The 4 sneaky margin killers hiding in your cost to serve

Written by Teng Yang

As we evaluate a P&L, we often get a big picture top-down view of gross margin for the entire business. As an example, the business is chugging along at 40% margin; however, the story looks very different when you look at margin from the bottom up. Suddenly, you find products running at 0% or even negative margins, while others sit at 70%+. The difference is almost always the same: hidden cost-to-serve items being spread evenly across the business instead of assigned to the customers and products that actually drive them. 

Here are the four margin eroders we see over and over again.

1. List to Invoice: Where Your Price Quietly Slips Away

Your team has a set list price. But the real selling price is shaped by everything that happens in between: rebates, free goods, special terms, and all the “one time” concessions that mysteriously appear on every invoice.

Most companies track these items individually. Very few combine them into one clear list to invoice view. Without that view, you can’t see where value is leaking.

A report at the product and customer level usually tells a powerful story: customers who never buy at the approved price, reps or regions that rely heavily on exceptions, and products that consistently slide below their intended thresholds. You don’t need a perfect system; you just need a starting point to look at where the margin disappears.

2. Technical Services You Give Away

Engineering, technical service, customer success, and planning teams often sit in overhead, but their day-to-day work is driven by a small group of customers and SKUs. They handle custom designs, field issues, special approvals, schedule changes, rush orders, and troubleshooting.

A top down view of gross margin does not give you visibility into which customers and products are demanding the most time from your teams.

When you reassign even a rough estimate of their time to the customers and products that consume it, the picture changes fast. Some relationships suddenly look far less profitable, while others that are quiet and low maintenance start to shine. We recommend starting with basic time allocation of time spent on customers; this is enough to highlight which accounts are not profitable because you’re overallocating resources.

3. Transaction Fees: Freight, Tariffs, and Broker Costs

Pass-thru transaction fees seem straightforward—charge the customer what it costs, move on. In reality, these costs behave differently for every invoice, order, customer, and the “pass-through” often isn’t a pass-through at all. Those gaps can be small on a single order but huge in aggregate. A few dollars lost per shipment can erase the entire margin for a customer segment, a region, or a product family. This is especially true when costs are volatile.

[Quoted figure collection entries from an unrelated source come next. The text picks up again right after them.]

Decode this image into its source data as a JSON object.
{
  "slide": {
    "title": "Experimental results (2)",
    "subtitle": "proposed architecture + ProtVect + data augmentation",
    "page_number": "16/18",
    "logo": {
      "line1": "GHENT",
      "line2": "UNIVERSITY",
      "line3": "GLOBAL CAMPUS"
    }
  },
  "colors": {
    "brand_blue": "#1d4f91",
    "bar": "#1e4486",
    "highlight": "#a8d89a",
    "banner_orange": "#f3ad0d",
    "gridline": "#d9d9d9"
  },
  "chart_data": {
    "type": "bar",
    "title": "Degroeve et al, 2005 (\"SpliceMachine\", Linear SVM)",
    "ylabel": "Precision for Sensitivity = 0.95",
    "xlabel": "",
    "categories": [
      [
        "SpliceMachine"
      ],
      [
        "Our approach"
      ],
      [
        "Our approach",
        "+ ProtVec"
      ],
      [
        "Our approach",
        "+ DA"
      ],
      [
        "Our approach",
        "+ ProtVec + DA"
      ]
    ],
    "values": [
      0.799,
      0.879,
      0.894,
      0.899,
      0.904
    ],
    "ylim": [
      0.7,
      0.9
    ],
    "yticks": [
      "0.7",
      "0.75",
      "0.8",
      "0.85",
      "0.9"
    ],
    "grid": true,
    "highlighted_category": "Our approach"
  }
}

This isn’t just a transaction fee problem—it’s a margin strategy problem. 

The good news: you don’t need a complex model to find the leaks. Start by pairing two simple datasets (pass-through fees billed vs. pass-through paid) over the last 6–12 months. Break it down by invoice, order, customer, and segment if you can. You will quickly see where you consistently under-recover fees, and where policy updates could immediately tighten profitability.

4. Manufacturing Complexity: Hidden Product Opportunity Cost

Some products consume far more capacity than their top down Gross Margin suggest. They run on multiple machines, bounce between plants, require long changeovers, or have low yields and high scrap. On paper, they look fine. In reality, they soak up time on constrained assets that could be used for healthier margin products.

A routing map and a basic estimate of machine time (especially on bottleneck equipment) often reveal SKUs that should be repriced, simplified, migrated to alternatives, or discontinued. You don’t need a complete digital twin. Even a rough model will surface the products for tough conversations.

Pulling It Together: Build a Bottom-up Pocket Price Waterfall

Once you’ve identified these hidden costs, you can create your first pass at a bottom-up view of profitability: The Pocket Price Waterfall. It shows your margin journey from list price all the way down to what you actually keep after cost-to-serve at a customer or product level.

This tool flips the conversation at the leadership level. Instead of asking “Which products have the highest gross margin?”, you start asking:

  • Which customers truly create value?
  • Which products deserve continued investment?
  • Where are we working hard but not getting paid?

If reading this makes you wonder, "Do we have visibility at a customer or product level of cost to serve?”, then you already know the next step:

Building your first pocket price waterfall can yield a few margin points that often turn into millions.